地震など自然災害が起きると、救助や支援の情報が必要になる。ところが、2026年7月の熊本地震でも、それとは正反対の現象が起きたことが知られている。SNSには、被災者を助ける情報ではなく、フェイクニュースや陰謀論があふれたのである。
これは現代病ともいえるものだが、SNS上のフェイクニュースや陰謀論は、炎上することで金銭的な利益が得られることもあり、収束する気配を見せない。
しかし、問題の本質はデマそのものだけではない。デマを見抜く力を弱め、私たちを長時間SNSに留め置く仕組みである。
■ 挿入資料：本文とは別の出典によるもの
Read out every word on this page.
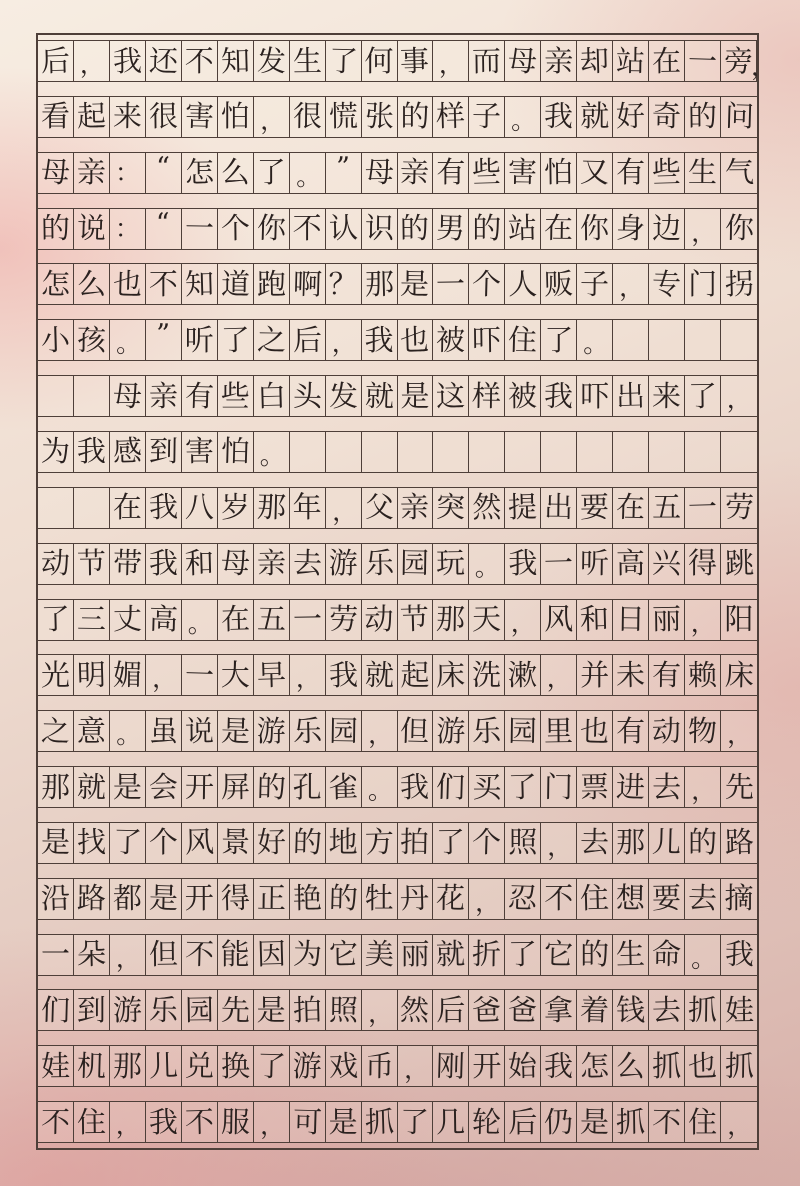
后 ， 我 还 不 知 发 生 了 何 事 ， 而 母 亲 却 站 在 一 旁
，
看 起 来 很 害 怕 ， 很 慌 张 的 样 子 。 我 就 好 奇 的 问
母 亲 ： “ 怎 么 了 。 ” 母 亲 有 些 害 怕 又 有 些 生 气
的 说 ： “ 一 个 你 不 认 识 的 男 的 站 在 你 身 边 ， 你
怎 么 也 不 知 道 跑 啊 ？ 那 是 一 个 人 贩 子 ， 专 门 拐
小 孩 。 ” 听 了 之 后 ， 我 也 被 吓 住 了 。
母 亲 有 些 白 头 发 就 是 这 样 被 我 吓 出 来 了 ，
为 我 感 到 害 怕 。
在 我 八 岁 那 年 ， 父 亲 突 然 提 出 要 在 五 一 劳
动 节 带 我 和 母 亲 去 游 乐 园 玩 。 我 一 听 高 兴 得 跳
了 三 丈 高 。 在 五 一 劳 动 节 那 天 ， 风 和 日 丽 ， 阳
光 明 媚 ， 一 大 早 ， 我 就 起 床 洗 漱 ， 并 未 有 赖 床
之 意 。 虽 说 是 游 乐 园 ， 但 游 乐 园 里 也 有 动 物 ，
那 就 是 会 开 屏 的 孔 雀 。 我 们 买 了 门 票 进 去 ， 先
是 找 了 个 风 景 好 的 地 方 拍 了 个 照 ， 去 那 儿 的 路
沿 路 都 是 开 得 正 艳 的 牡 丹 花 ， 忍 不 住 想 要 去 摘
一 朵 ， 但 不 能 因 为 它 美 丽 就 折 了 它 的 生 命 。 我
们 到 游 乐 园 先 是 拍 照 ， 然 后 爸 爸 拿 着 钱 去 抓 娃
娃 机 那 儿 兑 换 了 游 戏 币 ， 刚 开 始 我 怎 么 抓 也 抓
不 住 ， 我 不 服 ， 可 是 抓 了 几 轮 后 仍 是 抓 不 住 ，
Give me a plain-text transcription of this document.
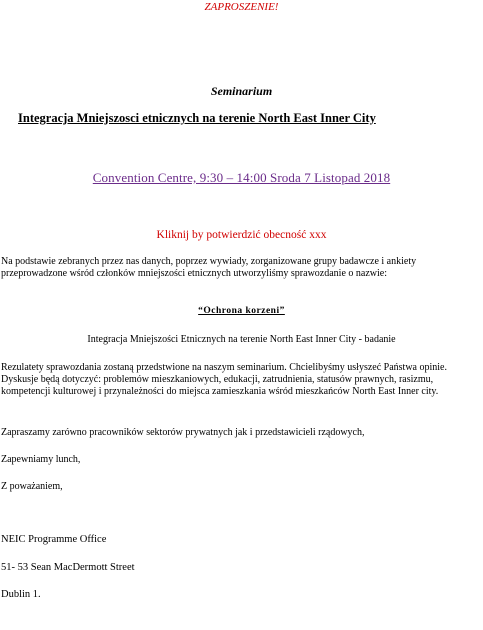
ZAPROSZENIE!
Seminarium
Integracja Mniejszosci etnicznych na terenie North East Inner City
Convention Centre, 9:30 – 14:00 Sroda 7 Listopad 2018
Kliknij by potwierdzić obecność xxx
Na podstawie zebranych przez nas danych, poprzez wywiady, zorganizowane grupy badawcze i ankiety przeprowadzone wśród członków mniejszości etnicznych utworzyliśmy sprawozdanie o nazwie:
“Ochrona korzeni”
Integracja Mniejszości Etnicznych na terenie North East Inner City - badanie
Rezulatety sprawozdania zostaną przedstwione na naszym seminarium. Chcielibyśmy usłyszeć Państwa opinie. Dyskusje będą dotyczyć: problemów mieszkaniowych, edukacji, zatrudnienia, statusów prawnych, rasizmu, kompetencji kulturowej i przynależności do miejsca zamieszkania wśród mieszkańców North East Inner city.
Zapraszamy zarówno pracowników sektorów prywatnych jak i przedstawicieli rządowych,
Zapewniamy lunch,
Z poważaniem,
NEIC Programme Office
51- 53 Sean MacDermott Street
Dublin 1.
逆に言えば、その仕組みに足を取られることなく、「おかしい」と直感できる情報リテラシーを養うことこそ、現代社会で最も重要な能力の一つなのである。
ここで、熊本地震に関して実際に拡散されたフェイクニュースや陰謀論の例を見てみよう。
— 実在しない住所での救助要請。
— 「母が店舗の倒壊で亡くなった」など、嘘の被害を騙った送金要求。
— 「電磁波」「震源の深さ」「地震雲」を持ち出し、人為的に起こされたものだとする人工地震説。
— イオンモール熊本の爆発は核兵器、ミサイル攻撃、外国人工作員のテロによるものだとする。
— イオンモール熊本には、ガスを燃料として発電し、廃熱も回収して給湯や冷暖房などに利用するガスコージェネレーションが設置してあった。
— 地震の予測的中アピール:「事前に場所を正確に的中させた」と主張。
— 震源は阿蘇山、阿蘇山が噴火した。
— 豪華寝台列車「ななつ星in九州」が脱線した。
— 「ライオンが放たれた」(2016年の熊本地震のデマを模倣)
— ボランティアのふりをした外国人窃盗グループが被災地に向かった。
— 「イオン爆発の瞬間」と称した動画を流し、「TikTok Lite」などの招待リンクを踏ませ、報酬を得ようとする投稿。etc.
一つひとつを見ると、ほとんどのものは荒唐無稽に思える。しかし、これらは実際にSNSで大量に拡散された情報なのだ。